The man whose remarkable career has included so many historic twists and turns almost achieved another, and most unlikely, crowning victory.
For much of that week in Scotland, Watson turned back the clock in a way that nobody could possibly have imagined. He was brilliant in every way at Turnberry until that fateful bogey on the 72nd hole led to a playoff against Stewart Cink. Watson lost the playoff but once again won the hearts of golfers everywhere. If he wasn't aware at the time of what was unfolding on Scottish soil, he certainly discovered the reality in the days to come. And he's still finding out.
"I was just trying to win a golf tournament when I was doing it," Watson said. "A lot of people were there pulling for me, and I knew that. I'm kind of an honorary Scot. But afterwards, the response from the people in America and around the world, it was very special.
"I really felt it when I got back to the States. My e-mail broke down. I had so many e-mails coming in, Outlook Express broke right down ... there were thousands. (The computer) just said, 'Nope, I'm not doing this anymore.' You know how computers are."
Watson's intention is to answer every correspondence.

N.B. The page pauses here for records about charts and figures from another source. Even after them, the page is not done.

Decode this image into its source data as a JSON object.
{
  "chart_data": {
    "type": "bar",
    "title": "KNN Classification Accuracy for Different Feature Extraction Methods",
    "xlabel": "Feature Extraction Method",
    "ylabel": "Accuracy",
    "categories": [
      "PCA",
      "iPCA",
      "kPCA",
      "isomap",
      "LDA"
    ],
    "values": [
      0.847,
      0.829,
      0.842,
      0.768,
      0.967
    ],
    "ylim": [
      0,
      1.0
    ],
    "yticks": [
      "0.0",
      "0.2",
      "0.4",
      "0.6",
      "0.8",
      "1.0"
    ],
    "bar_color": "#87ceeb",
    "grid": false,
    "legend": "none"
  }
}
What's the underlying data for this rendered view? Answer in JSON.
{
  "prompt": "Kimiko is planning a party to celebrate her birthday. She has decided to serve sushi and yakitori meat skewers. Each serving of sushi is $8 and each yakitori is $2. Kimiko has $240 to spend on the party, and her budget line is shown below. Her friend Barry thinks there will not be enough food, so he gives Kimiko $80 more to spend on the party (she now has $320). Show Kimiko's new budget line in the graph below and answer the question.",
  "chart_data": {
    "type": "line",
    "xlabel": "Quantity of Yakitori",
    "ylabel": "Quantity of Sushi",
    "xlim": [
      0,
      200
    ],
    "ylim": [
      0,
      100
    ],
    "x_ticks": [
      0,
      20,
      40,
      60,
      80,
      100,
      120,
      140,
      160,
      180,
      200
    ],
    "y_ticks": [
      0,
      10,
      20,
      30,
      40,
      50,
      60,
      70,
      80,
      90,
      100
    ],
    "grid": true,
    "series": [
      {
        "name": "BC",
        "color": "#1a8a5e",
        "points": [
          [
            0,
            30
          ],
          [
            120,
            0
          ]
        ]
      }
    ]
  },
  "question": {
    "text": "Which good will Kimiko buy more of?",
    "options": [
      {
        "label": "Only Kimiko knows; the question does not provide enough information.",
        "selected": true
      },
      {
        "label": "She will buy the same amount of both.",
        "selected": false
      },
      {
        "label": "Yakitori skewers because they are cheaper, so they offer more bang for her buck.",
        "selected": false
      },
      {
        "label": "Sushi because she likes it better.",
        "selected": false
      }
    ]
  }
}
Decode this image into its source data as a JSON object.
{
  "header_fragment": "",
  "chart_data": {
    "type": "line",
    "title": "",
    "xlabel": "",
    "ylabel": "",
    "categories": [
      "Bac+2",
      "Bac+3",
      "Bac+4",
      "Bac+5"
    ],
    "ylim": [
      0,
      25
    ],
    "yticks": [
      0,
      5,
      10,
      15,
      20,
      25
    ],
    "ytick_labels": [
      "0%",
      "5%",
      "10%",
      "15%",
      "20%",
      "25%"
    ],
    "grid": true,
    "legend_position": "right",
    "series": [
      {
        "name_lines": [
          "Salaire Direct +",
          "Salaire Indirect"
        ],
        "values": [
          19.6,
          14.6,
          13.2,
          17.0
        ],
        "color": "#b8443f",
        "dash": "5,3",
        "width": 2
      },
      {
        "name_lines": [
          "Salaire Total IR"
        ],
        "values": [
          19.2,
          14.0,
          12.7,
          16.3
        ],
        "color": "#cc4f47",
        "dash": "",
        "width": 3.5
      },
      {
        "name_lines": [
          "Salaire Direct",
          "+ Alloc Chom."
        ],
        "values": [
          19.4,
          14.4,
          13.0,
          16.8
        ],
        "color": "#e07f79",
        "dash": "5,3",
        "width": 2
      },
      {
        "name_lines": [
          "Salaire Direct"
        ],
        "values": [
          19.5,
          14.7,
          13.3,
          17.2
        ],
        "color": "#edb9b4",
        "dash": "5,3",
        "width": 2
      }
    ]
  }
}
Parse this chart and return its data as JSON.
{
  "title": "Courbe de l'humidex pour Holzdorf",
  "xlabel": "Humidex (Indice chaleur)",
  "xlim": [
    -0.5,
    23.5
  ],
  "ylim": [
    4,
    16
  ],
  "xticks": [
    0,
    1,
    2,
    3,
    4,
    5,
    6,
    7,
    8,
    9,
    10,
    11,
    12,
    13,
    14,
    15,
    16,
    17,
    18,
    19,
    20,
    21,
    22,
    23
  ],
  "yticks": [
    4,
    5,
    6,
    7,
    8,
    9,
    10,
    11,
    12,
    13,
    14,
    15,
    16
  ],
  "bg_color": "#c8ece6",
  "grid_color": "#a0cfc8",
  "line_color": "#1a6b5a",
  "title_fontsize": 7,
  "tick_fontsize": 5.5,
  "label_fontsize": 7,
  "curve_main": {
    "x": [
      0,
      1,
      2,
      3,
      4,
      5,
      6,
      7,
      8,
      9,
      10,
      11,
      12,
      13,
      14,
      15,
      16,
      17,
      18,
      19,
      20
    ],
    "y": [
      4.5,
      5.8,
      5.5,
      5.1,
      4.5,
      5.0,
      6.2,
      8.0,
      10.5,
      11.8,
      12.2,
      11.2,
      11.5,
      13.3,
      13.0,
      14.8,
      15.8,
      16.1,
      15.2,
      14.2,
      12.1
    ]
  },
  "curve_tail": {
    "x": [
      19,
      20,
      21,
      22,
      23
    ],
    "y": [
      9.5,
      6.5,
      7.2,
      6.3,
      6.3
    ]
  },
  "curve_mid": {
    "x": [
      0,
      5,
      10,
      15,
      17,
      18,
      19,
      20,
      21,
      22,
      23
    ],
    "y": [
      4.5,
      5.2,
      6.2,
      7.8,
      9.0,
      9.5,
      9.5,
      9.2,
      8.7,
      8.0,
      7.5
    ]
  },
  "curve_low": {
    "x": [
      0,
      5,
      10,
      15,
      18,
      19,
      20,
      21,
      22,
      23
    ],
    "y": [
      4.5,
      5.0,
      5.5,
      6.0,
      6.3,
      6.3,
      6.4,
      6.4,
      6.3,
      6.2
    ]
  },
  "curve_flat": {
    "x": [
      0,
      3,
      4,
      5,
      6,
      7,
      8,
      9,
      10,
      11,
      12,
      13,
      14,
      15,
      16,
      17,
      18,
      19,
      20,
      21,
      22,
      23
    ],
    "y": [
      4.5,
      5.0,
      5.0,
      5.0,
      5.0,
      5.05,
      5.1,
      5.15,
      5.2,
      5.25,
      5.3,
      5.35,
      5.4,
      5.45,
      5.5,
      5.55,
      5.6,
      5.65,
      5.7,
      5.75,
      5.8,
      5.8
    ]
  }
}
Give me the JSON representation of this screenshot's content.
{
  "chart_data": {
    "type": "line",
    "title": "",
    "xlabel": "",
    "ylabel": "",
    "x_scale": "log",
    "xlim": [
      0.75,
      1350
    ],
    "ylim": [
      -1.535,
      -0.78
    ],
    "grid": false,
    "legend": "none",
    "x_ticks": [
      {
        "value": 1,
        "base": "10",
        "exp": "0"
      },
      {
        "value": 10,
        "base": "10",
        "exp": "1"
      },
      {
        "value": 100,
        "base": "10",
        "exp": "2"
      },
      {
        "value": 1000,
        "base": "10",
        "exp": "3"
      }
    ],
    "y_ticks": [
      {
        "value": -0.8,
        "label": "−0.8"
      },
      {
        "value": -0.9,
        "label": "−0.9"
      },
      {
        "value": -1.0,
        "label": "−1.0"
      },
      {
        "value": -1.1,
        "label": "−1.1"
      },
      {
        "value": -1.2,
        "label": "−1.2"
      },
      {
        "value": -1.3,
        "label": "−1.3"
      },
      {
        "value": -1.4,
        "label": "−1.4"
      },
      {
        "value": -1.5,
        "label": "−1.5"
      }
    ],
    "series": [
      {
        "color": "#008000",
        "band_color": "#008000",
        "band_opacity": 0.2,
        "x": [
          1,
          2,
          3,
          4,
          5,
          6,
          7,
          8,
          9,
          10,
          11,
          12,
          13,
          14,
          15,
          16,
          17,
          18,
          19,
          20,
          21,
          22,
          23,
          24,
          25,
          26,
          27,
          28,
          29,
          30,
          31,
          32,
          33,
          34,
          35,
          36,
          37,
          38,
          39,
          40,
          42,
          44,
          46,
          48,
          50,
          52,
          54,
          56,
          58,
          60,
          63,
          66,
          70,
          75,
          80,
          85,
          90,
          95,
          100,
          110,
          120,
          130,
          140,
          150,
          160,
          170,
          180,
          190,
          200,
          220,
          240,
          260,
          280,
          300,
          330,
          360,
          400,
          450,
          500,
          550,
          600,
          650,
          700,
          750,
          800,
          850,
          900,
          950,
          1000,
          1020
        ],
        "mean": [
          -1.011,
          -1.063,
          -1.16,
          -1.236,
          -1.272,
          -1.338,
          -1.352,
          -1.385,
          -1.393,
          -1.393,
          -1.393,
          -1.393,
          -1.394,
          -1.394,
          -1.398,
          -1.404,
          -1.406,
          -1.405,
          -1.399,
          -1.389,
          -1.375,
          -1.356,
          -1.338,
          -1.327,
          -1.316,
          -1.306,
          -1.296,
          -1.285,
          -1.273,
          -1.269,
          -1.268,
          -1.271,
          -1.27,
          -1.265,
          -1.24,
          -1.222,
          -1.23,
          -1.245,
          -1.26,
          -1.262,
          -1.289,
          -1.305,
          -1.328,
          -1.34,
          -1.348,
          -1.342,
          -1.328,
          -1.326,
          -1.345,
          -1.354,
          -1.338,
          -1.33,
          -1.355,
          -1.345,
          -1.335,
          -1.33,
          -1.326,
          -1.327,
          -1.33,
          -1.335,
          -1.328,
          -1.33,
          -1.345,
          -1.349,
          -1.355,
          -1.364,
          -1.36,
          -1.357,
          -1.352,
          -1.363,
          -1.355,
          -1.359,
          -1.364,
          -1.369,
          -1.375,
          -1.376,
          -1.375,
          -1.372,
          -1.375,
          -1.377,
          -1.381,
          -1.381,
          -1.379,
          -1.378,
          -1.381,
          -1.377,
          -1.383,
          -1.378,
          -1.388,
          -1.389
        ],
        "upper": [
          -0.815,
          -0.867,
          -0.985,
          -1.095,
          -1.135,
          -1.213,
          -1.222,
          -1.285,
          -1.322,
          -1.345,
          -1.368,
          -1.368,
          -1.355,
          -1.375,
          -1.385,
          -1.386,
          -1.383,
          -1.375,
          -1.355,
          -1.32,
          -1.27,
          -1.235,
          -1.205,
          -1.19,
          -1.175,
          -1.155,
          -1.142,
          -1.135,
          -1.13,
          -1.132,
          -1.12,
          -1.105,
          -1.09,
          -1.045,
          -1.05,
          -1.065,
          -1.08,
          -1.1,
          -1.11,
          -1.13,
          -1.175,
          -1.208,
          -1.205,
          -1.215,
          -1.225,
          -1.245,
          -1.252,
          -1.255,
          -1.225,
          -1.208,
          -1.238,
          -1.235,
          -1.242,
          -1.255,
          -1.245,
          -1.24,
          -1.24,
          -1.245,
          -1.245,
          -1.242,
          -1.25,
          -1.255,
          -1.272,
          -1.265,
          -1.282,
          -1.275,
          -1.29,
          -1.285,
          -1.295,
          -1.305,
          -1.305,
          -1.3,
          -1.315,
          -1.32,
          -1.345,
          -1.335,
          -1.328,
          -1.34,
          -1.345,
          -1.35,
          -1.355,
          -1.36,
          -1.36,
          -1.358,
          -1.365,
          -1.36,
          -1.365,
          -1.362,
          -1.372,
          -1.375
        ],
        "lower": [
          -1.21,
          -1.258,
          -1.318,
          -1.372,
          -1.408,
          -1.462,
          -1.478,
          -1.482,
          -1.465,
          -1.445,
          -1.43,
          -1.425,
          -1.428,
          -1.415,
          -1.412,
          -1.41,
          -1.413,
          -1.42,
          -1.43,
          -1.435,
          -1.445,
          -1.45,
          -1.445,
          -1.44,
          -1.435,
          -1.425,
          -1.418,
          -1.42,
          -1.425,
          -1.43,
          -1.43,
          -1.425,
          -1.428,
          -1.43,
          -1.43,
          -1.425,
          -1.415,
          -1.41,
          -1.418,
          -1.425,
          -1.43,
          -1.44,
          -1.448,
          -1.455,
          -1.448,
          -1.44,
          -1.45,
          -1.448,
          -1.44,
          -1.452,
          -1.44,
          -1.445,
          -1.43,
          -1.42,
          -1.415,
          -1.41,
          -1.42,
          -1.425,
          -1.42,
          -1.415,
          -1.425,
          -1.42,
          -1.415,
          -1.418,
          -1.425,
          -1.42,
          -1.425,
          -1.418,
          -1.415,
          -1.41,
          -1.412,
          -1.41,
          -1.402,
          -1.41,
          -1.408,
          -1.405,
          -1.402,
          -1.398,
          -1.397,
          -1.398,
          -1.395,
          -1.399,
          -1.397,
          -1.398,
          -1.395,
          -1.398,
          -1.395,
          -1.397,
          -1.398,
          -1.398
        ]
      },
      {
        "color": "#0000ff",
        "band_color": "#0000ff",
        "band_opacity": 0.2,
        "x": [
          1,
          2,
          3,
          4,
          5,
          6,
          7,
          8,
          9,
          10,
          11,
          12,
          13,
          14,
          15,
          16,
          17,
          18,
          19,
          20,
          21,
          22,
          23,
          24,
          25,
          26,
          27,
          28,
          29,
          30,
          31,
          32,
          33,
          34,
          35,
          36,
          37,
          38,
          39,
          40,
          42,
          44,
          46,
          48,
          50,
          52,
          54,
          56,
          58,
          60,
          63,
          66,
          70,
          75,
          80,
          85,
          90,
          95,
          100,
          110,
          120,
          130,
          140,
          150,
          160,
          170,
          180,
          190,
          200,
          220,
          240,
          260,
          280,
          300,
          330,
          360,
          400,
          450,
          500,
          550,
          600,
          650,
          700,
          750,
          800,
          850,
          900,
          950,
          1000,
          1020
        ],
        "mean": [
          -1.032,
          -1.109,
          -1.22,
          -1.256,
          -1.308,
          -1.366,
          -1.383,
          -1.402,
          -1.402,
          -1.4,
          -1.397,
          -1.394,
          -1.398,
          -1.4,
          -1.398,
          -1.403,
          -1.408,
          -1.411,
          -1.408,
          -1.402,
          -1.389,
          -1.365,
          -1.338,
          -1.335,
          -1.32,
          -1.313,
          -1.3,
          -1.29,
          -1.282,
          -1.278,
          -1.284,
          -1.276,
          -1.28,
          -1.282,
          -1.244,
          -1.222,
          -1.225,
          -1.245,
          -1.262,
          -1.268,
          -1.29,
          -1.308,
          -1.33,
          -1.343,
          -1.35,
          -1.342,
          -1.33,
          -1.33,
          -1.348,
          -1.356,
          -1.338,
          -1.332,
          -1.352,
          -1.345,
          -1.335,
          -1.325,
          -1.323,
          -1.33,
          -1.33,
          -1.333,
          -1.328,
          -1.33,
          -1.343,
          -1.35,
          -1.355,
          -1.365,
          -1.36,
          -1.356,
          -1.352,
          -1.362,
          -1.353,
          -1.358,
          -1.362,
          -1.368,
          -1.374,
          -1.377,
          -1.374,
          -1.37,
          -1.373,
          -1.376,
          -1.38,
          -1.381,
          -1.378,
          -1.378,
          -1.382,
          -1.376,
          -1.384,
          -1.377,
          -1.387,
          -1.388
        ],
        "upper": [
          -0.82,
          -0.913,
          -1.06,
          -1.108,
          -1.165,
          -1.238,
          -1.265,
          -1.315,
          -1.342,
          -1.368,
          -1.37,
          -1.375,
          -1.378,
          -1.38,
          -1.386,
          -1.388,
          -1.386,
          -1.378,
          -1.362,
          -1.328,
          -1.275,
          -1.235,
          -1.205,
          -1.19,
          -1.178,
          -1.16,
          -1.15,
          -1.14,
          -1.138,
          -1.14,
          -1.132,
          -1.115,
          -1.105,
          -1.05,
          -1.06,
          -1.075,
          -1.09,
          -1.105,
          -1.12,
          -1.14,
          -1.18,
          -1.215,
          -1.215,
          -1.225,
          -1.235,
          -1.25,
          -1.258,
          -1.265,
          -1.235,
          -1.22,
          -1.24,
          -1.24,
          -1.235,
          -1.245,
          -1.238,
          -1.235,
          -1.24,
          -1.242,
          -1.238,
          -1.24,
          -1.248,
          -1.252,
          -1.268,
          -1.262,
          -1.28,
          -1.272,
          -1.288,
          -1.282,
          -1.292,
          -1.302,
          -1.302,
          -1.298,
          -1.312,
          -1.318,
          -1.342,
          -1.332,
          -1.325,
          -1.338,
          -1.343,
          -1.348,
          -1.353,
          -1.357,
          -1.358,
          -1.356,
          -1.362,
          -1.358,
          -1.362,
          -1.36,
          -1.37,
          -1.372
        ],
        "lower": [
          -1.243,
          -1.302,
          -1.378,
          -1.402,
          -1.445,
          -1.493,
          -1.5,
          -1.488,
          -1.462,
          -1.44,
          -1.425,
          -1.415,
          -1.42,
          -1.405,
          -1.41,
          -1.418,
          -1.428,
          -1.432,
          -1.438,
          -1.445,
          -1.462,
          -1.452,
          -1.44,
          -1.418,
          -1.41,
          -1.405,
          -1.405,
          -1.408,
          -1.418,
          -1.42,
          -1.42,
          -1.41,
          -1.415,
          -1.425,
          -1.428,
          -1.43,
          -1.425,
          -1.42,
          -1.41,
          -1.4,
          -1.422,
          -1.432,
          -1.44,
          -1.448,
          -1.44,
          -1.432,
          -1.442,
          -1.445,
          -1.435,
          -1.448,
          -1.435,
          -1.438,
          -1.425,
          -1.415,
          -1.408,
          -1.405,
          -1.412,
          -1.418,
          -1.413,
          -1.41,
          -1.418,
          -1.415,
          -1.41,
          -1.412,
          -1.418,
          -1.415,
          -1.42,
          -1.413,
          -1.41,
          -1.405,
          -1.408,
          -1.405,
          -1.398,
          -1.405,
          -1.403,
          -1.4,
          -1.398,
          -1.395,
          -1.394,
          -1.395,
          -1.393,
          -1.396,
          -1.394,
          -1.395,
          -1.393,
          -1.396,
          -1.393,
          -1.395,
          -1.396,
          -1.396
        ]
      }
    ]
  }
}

"I've been answering the letters," he said. "I've still got a big box of letters that I still haven't answered. The e-mails will be answered, too. They're all in a special folder right now. I'll answer those.
"It's just that I didn't realize I was creating such a stir. I really didn't."
Watson already had a busy second-half of 2009 scheduled. It got a lot busier with the demands resulting from his near-miss at Turnberry.
"I'm just doing a lot of different things," he said. "Producing an instructional videotape, for instance, a set of DVDs that have been planned for a long time. I'm going to Iraq with a group called Troops First. Got a couple of golf courses. They've been working on new projects.
"That, playing golf, and learning how to ride cutting horses has been full time."
Cutting horses? Really? Watson got on a cutting horse for the first time two weeks before the Charles Schwab Championship.
"And now I'm hooked," he said.
"We have had cutting horses in our family for six, seven years. I've never ridden one because my hip wouldn't let me. Now I've got a bionic hip and I can get on a horse. I did fall off but didn't hurt me. He went one way and I went the other and it was, 'See ya.'"
The hip degeneration was the result of severe arthritis, a problem corrected by hip replacement in October, 2008.
Champions Tour Insider notes:
Watson's performance at Turnberry, on the heels of Greg Norman's third-place finish in 2008, has led the R&A to change one of its exemption categories. The R&A has amended a rule to allow former champions who finish in the top 10 in the previous five Opens to get a five-year exemption. Norman is a two-time Open champion.
The 2010 Open Championship will be held on the Old Course at St. Andrews, July 15-18.